Why look for a new guitar? Time, for one thing – I’ve been playing that same instrument more or less exclusively for very nearly half of my entire life, which is a seriously sobering realization. I’ve undergone so many changes musically and personally since then, it’s kind of a wonder that I haven’t had the urge to change instruments before now.

It’s not just change for change’s sake, though – I’m genuinely interested in a different aesthetic, a new design, a different feel, and in many ways a more organic overall sound. It’s a kick to be finally learning about things like different fingerboard woods, scale lengths, and construction variations at such a relatively late date, but it’s a lot of fun – whatever complaints I may have about Los Angeles (and I have a bundle), there’s a host of musical instrument stores, from big chain outlets to cool independent shops. I’ve been enjoying traveling around to different shops, trying out all sorts of instruments, and probably driving a few guitar shop employees insane in the process…

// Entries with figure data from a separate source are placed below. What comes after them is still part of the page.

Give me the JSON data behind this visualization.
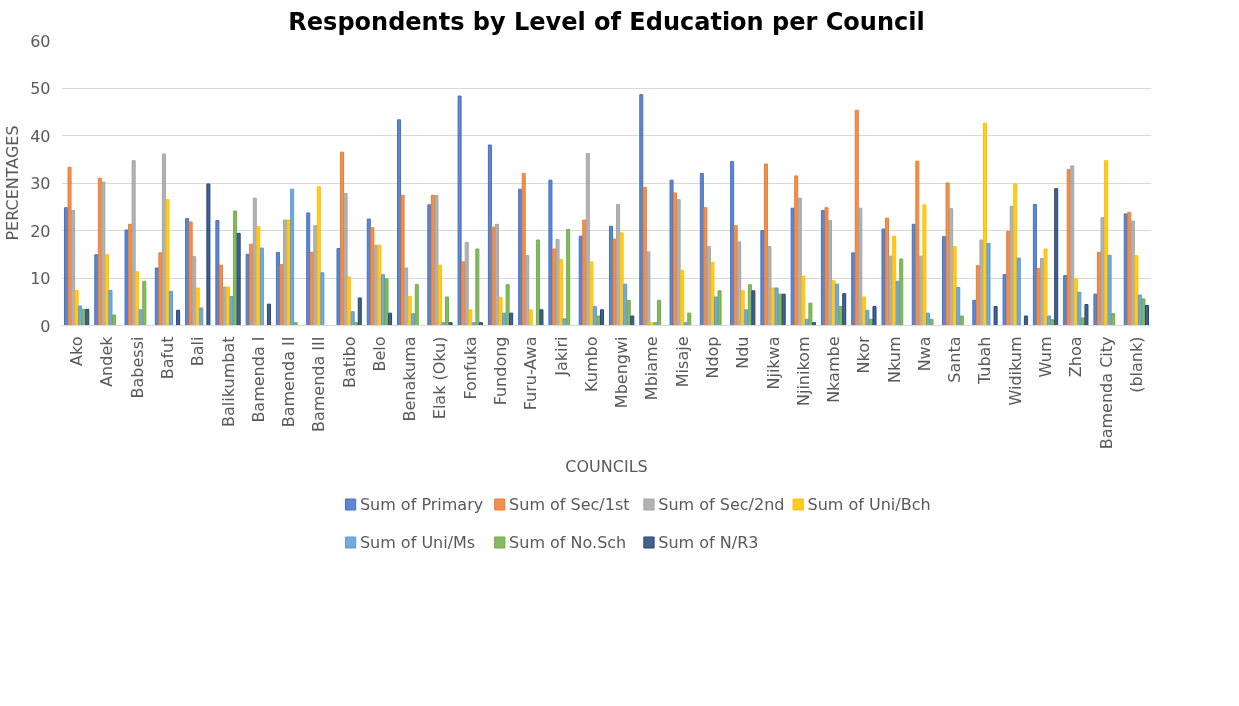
{
  "chart_data": {
    "type": "bar",
    "title": "Respondents by Level of Education per Council",
    "xlabel": "COUNCILS",
    "ylabel": "PERCENTAGES",
    "categories": [
      "Ako",
      "Andek",
      "Babessi",
      "Bafut",
      "Bali",
      "Balikumbat",
      "Bamenda I",
      "Bamenda II",
      "Bamenda III",
      "Batibo",
      "Belo",
      "Benakuma",
      "Elak (Oku)",
      "Fonfuka",
      "Fundong",
      "Furu-Awa",
      "Jakiri",
      "Kumbo",
      "Mbengwi",
      "Mbiame",
      "Misaje",
      "Ndop",
      "Ndu",
      "Njikwa",
      "Njinikom",
      "Nkambe",
      "Nkor",
      "Nkum",
      "Nwa",
      "Santa",
      "Tubah",
      "Widikum",
      "Wum",
      "Zhoa",
      "Bamenda City",
      "(blank)"
    ],
    "series": [
      {
        "name": "Sum of Primary",
        "color": "#4472c4",
        "values": [
          24.8,
          14.9,
          20.1,
          12.1,
          22.5,
          22.1,
          15,
          15.4,
          23.7,
          16.2,
          22.4,
          43.3,
          25.4,
          48.3,
          38,
          28.7,
          30.6,
          18.8,
          20.9,
          48.6,
          30.6,
          32,
          34.5,
          20,
          24.7,
          24.2,
          15.3,
          20.3,
          21.3,
          18.7,
          5.3,
          10.7,
          25.5,
          10.5,
          6.6,
          23.5
        ]
      },
      {
        "name": "Sum of Sec/1st",
        "color": "#ed7d31",
        "values": [
          33.3,
          31,
          21.3,
          15.3,
          21.8,
          12.7,
          17.1,
          12.8,
          15.4,
          36.5,
          20.6,
          27.4,
          27.4,
          13.4,
          20.7,
          32,
          16.1,
          22.2,
          18.2,
          29.1,
          27.9,
          24.8,
          21,
          34,
          31.5,
          24.8,
          45.3,
          22.6,
          34.6,
          30,
          12.6,
          19.8,
          12,
          32.8,
          15.4,
          23.8
        ]
      },
      {
        "name": "Sum of Sec/2nd",
        "color": "#a5a5a5",
        "values": [
          24.2,
          30.2,
          34.7,
          36.1,
          14.5,
          8.1,
          26.8,
          22.2,
          21,
          27.8,
          16.9,
          12.1,
          27.4,
          17.5,
          21.3,
          14.7,
          18.1,
          36.2,
          25.5,
          15.5,
          26.5,
          16.6,
          17.6,
          16.6,
          26.8,
          22.1,
          24.7,
          14.6,
          14.6,
          24.6,
          18,
          25.1,
          14.1,
          33.6,
          22.7,
          22
        ]
      },
      {
        "name": "Sum of Uni/Bch",
        "color": "#ffc000",
        "values": [
          7.4,
          14.9,
          11.3,
          26.5,
          7.9,
          8.1,
          20.8,
          22.2,
          29.2,
          10.2,
          16.9,
          6.1,
          12.7,
          3.3,
          5.9,
          3.3,
          13.9,
          13.4,
          19.5,
          0.6,
          11.6,
          13.3,
          7.3,
          7.9,
          10.4,
          9.4,
          6,
          18.8,
          25.4,
          16.6,
          42.6,
          29.8,
          16.1,
          9.9,
          34.7,
          14.7
        ]
      },
      {
        "name": "Sum of Uni/Ms",
        "color": "#5b9bd5",
        "values": [
          4.1,
          7.4,
          3.3,
          7.2,
          3.7,
          6.1,
          16.3,
          28.7,
          11.1,
          2.9,
          10.7,
          2.5,
          0.6,
          0.6,
          2.6,
          null,
          1.4,
          4,
          8.7,
          0.6,
          0.6,
          6,
          3.3,
          7.9,
          1.3,
          8.7,
          3.2,
          9.3,
          2.6,
          8,
          17.3,
          14.2,
          2,
          7,
          14.8,
          6.4
        ]
      },
      {
        "name": "Sum of No.Sch",
        "color": "#70ad47",
        "values": [
          3.4,
          2.2,
          9.3,
          null,
          null,
          24.1,
          null,
          0.6,
          null,
          0.6,
          9.8,
          8.6,
          6,
          16.1,
          8.6,
          18,
          20.2,
          2,
          5.3,
          5.3,
          2.6,
          7.3,
          8.6,
          6.6,
          4.7,
          4,
          1.3,
          14,
          1.3,
          2,
          null,
          null,
          1.2,
          1.6,
          2.5,
          5.6
        ]
      },
      {
        "name": "Sum of N/R3",
        "color": "#264478",
        "values": [
          3.4,
          null,
          null,
          3.2,
          29.8,
          19.4,
          4.5,
          null,
          null,
          5.8,
          2.6,
          null,
          0.6,
          0.6,
          2.6,
          3.3,
          null,
          3.3,
          2,
          null,
          null,
          null,
          7.3,
          6.6,
          0.6,
          6.7,
          4,
          null,
          null,
          null,
          4,
          2,
          28.8,
          4.4,
          null,
          4.2
        ]
      }
    ],
    "ylim": [
      0,
      60
    ],
    "yticks": [
      0,
      10,
      20,
      30,
      40,
      50,
      60
    ],
    "grid": "y",
    "legend": "bottom"
  }
}
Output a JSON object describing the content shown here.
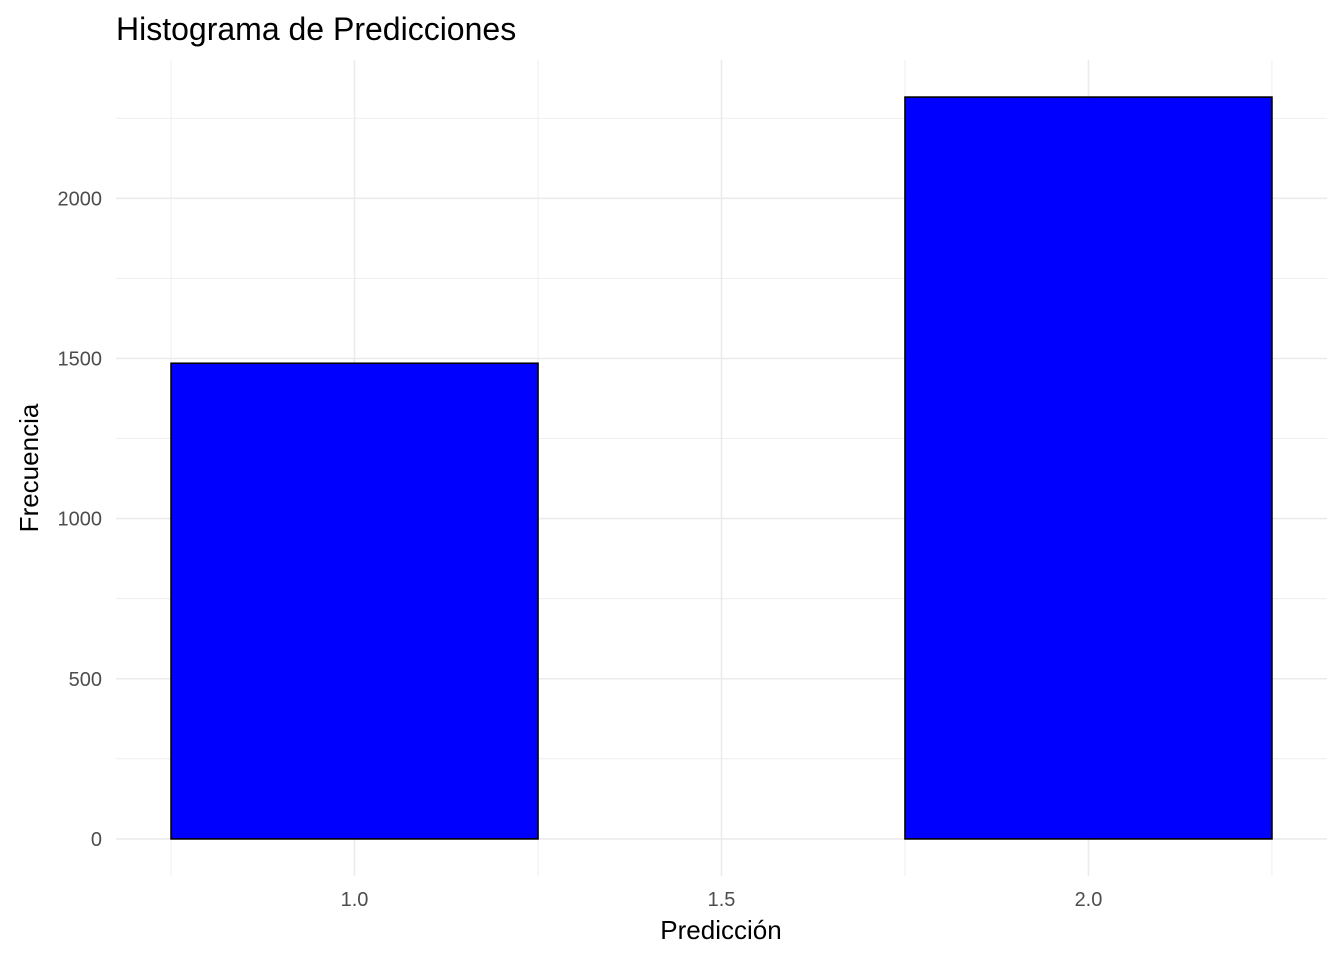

So what new instrument am I looking at? A number of different ones, actually… I’m less inclined to get one new guitar as a be-all, end-all solution, and more inclined to find two or three different ones, with different features and design aesthetics. Fortunately, just about everything that’s been catching my eye has been relatively inexpensive – the few four-figure instruments I’ve tried out for a lark haven’t particularly resonated with me, so I’m looking at some much more affordable workhorse-style guitars instead.

The whole process feels like a manifestation of a larger and deeper shift for me – I’m feeling more compelled to get back in touch with the guitar itself, sans looping or studio trickery, than I have in a long time. That doesn’t mean I’m putting my Echoplex in storage – far from it! – but it does mean that my main thought lately is spent on trying to get in touch with the heart of the instrument itself.

I think a lot of this has to do with my father – it can be all too easy to take a person’s accomplishments for granted, especially when that person is your Dad. But having the opportunity to re-examine Leopold’s almost unthinkably intense devotion to the violin in the year since his passing has re-kindled a drive in me to PLAY. I can’t imagine ever having the sort of command of the guitar that Leo had with his violin, but there’s a lot I find myself wanting to do with the guitar that definitely owes a lot to Leopold’s awe-inspiring example. (Thanks once again for being such a stunning inspiration, Dad.)

I also think part of it is natural ebb and flow… somewhere in the last year or two, I reached a point with my Echoplex obsession where it felt like my head was going to explode from lack of oxygen, and it really feels time to bring myself back down to Earth, in a manner of speaking. I’m quite proud of Normalized – it’s very much in the “flipped-out and iconoclastic second album” tradition, a la Paul’s Boutique, Loveless, White Light, White Heat and many others I’m spacing on right now (it’s 1:00 in the morning, for Pete’s sake…) and it’s the culmination of a tremendous amount of work and exploration for me. And I still dig the heck out of looping – it’ll continue to be a serious part of my music for a long time to come (particularly in the live arena).

But right now I want to see what else I can do with the guitar in and of itself. Might be deep creative evolution, and it might be a mid-life crises five years too early – until I buy a sports car (or a bright red, pointy, heavy metal shred-machine guitar and matching Marshall stack), I say the verdict is still out.

1 Comment

I think the “metal shred-machine” guitar and Marshall stack would necessarily have to be accompanied by tight leather pants and perhaps some lipstick. Which would, all in all, be a very cool effect.

Odd to think of you playing a guitar other than the Steinberger; I have many many decade-old memories of sitting around listening to you play that guitar (do you still use the Rockman amp head?).